In the Clouds
Steve had boarded the connecting flight in DFW in route to Baltimore, sat in window seat 9F, main cabin, though he had plenty of miles to upgrade. His wife Haley was always saying, “We should use them to fly first class to Puerto Rico.” But Steve didn’t want to see Puerto Rico. He wanted someday to see the U.K., to feel his skin moist and plumped, not a piece of dehydrated potato or the beet he became after too much Phoenix sun. He only moved to Arizona for the job promotion. He was thirty-eight then and met twenty-five-year-old Haley who was hostess at a restaurant he hadn’t tried until the night his best friend Carter came to town. Steve was hoarding his points for his own trip, or maybe one with Carter. They often spoke of college days and road trips, trying one again “like old times.” But neither could find time for a week on the road. Flying was more efficient anyway. Steve liked efficiency.
He accumulated points with one airline, used discount cards, and always ate minimalistic meals. He kept expenses so much farther below company budget that his manager asked, “What do you eat on the road? Power bars?”

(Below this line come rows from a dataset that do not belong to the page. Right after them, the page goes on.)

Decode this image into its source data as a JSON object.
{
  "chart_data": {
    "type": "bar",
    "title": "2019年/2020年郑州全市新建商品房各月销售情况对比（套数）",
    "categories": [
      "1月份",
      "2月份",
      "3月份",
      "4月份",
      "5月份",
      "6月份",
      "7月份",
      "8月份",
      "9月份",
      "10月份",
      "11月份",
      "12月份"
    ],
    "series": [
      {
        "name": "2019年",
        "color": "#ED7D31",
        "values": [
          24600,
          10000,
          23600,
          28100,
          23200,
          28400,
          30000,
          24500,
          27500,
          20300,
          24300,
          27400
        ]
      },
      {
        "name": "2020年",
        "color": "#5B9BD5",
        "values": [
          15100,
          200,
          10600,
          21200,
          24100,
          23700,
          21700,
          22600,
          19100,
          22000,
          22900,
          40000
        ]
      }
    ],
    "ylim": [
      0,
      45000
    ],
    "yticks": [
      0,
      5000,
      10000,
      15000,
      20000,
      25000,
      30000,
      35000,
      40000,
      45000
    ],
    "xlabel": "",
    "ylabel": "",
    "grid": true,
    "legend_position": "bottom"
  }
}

At 10,000 feet, Steve opened his laptop, signed up for wireless, tried to log in to his company’s cloud. His password was rejected. Steve figured the software was being updated and shut the laptop, stared out the window at the sheep-herd clouds, thinking about real and unseen clouds out there—like information and ideas—hovering just above the surface of where we live. He considered electromagnetic radiation and unseen germs like the ones that must have exited the sweatshirt-clad guy’s unshielded nose when he sneezed two rows up. Steve feels sick at the thought of all that’s threatening and undetectable, that he’s exposed to every day. That's why he tries only to think of sales goals and customer satisfaction, and washes his hands each chance he gets.
Eyes on the clouds, Steve thinks, I’m one of them, in a long chain of others, all moving in the same direction, pushed by political and economic jet streams until dissolved in air. (This is where Steve’s course of thinking runs when left to his own devices, when not relying on mobile devices.)
Steve pulls the airline’s magazine from the backseat pocket, flips pages, stops at an image of a man like him: salt and pepper close-cropped hair, taller, slimmer-bellied but also wearing crisp khakis, a laundered dress shirt, blue blazer (Steve’s neatly folded in the overhead).
The black-and-magenta-maned Millennial beside him with her big white headphones rocks to whatever she’s hearing while fast-speed finger-sliding through photos on her Android, smiling, laughing, as if reliving the selfies and posing and parties. She never looks at Steve. He is no threat, of no interest. He doesn’t know he will receive a call after he lands from the sales VP about the company’s restructuring. The VP will tell him how well he served them, the old “thanks but no thanks," then detail severance terms. Steve will consider flying to Edinburgh instead of back to Phoenix, to Scotland where the clouds are often low-slung or blue sky punctures wasteful holes through them. Steve will realize then he is an aging man, invisible. That night before calling Haley, he’ll order a bottle of wine at dinner, relish the absence of words and muttered commentary and nixing mouth noises from his teetotaling wife. He’ll gorge on appetizers, a steak entrée, two chocolate desserts, break budget and charge it all to the company.